The NSA has hailed the government’s overall maritime strategy, calling it “positive and proactive” with important measures to bolster the Norwegian flag registers and strengthen the competitive advantage of Norwegian seafarers and maritime companies operating in tough international competition. In addition, the new strategy contain a series of measures within education and competency, measures that would contribute to positive developments in green shipping, a more service-oriented maritime authority and to maintain Norway’s leading position in the development of the High North.
“The strategy takes a broad approach and forms a solid foundation which should allow Norway to maintain its leading position, even in challenging times,” said Henriksen.
Norway is one of the world’s leading maritime nations with more than 110,000 employees. Revenues in the Norwegian maritime industry have doubled over the past ten years to NOK 175 billion annually. In many coastal communities, maritime companies represent more than half of the increased revenues and jobs.
In order to sustainably continue that growth, the government has proposed in its strategy a number of green initiatives promoting environmentally friendly technology and alternative fuels for vessels. Among them is a proposed requirement for low and zero emission technology on ferry bids when technologically possible.
“We see that the use of zero emission solutions such as electric power is no longer a Utopia, but a reality and that there is a great potential for gas driven and hybrid solutions in shipping,” said Tine Sundtoft, Minister of Climate and Environment. “We will therefore support research, evaluation and commercialization of solutions towards more environmentally friendly shipping.”
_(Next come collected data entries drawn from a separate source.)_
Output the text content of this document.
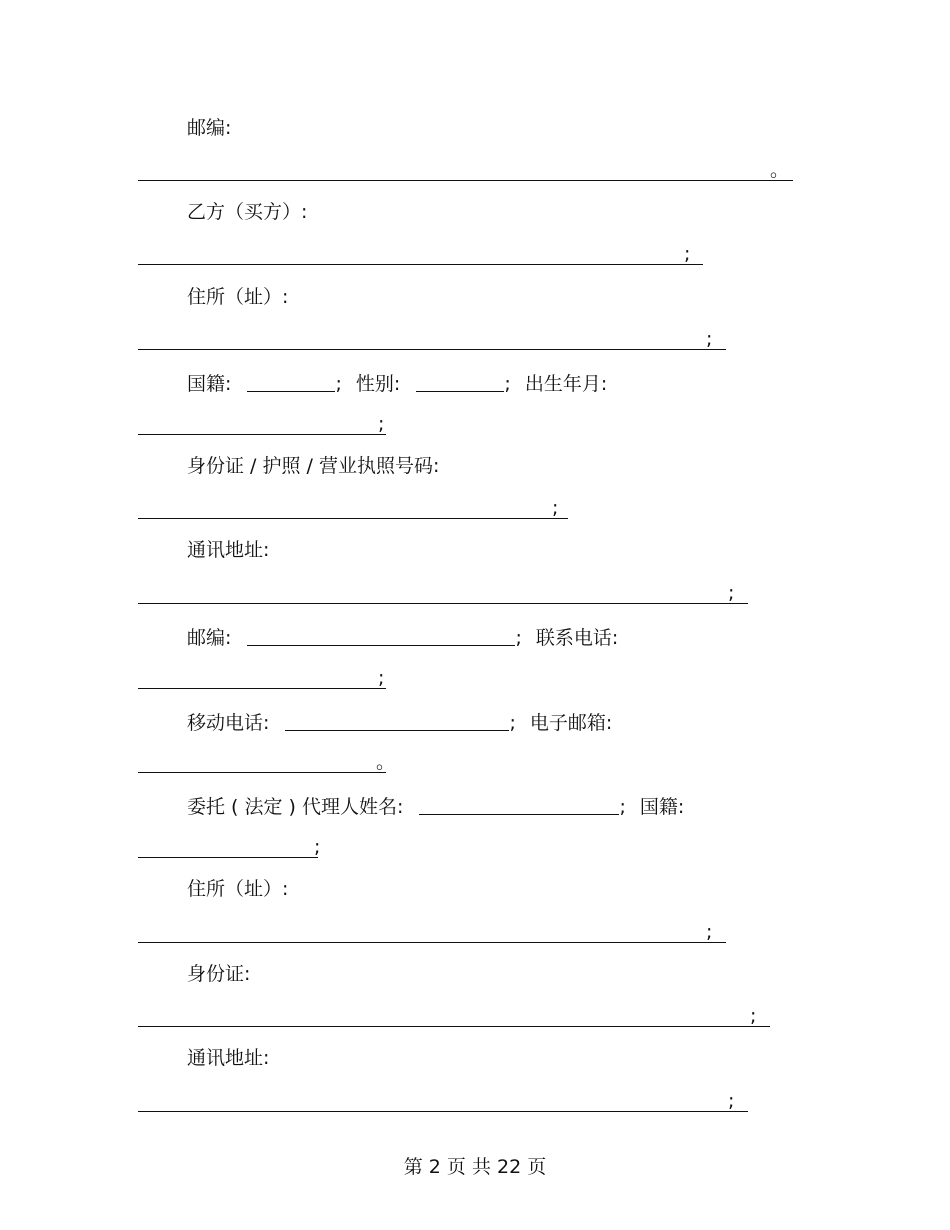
邮编:
。
乙方（买方）:
;
住所（址）:
;
国籍:	; 性别:	; 出生年月:
;
身份证 / 护照 / 营业执照号码:
;
通讯地址:
;
邮编:	; 联系电话:
;
移动电话:	; 电子邮箱:
。
委托 ( 法定 ) 代理人姓名:	; 国籍:
;
住所（址）:
;
身份证:
;
通讯地址:
;
第 2 页 共 22 页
Tor Svensen, group executive vice president for Norway’s DNV GL, one of the world’s largest certification and advisory companies for the maritime, oil and gas and renewable power industries, said this sends a “strong signal” from the Norwegian government. “In the past, the government has been buying ferry services without actually having a green requirement,” he said in an interview at the Nor-Shipping Conference in Oslo.
The government also pledges in the new maritime strategy to start negotiations with business organizations as a continuation of the NOx Fund – expiring in 2017 – which stimulates investments towards nitrogen oxide emission reductions. The negotiations will start as soon as the government gathers more insight into the level of Norway’s international emission commitments from 2030, according to the Ministry of Climate and Environment.
Petter Haas Brubakk, Confederation of Norwegian Enterprise’s director of industrial policy, welcomed the government’s invite to the negotiating table on the NOx Fund. Brubakk has been heading the negotiating committee for a new NOx Fund deal, which consists of 15 cooperating business organizations, including the Norwegian Fishermen’s Association, Norwegian Oil and Gas Association and the Federation of Norwegian Aviation Industries, among others.
“The environmental agreement on NOx provides a predictable framework that reduces emissions and promotes environmentally friendly technologies,” said Brubakk. “The business sector’s NOx Fund has reported pressure from companies that want a clarification because of pending investment decisions.”
Since 2008, companies with activities in Norway have been paying into the NOx Fund rather than the NOx tax in exchange for implementing environmental measures that reduce nitrogen oxide emissions. The result has been 28,000 tons in expected NOx reductions and conversion to several dozen LNG driven ships.
“It was the NOx Fund that actually promoted LNG shipping in Norway,” said Svensen. “Without that, I don’t think it would have happened to the same extent that it did.”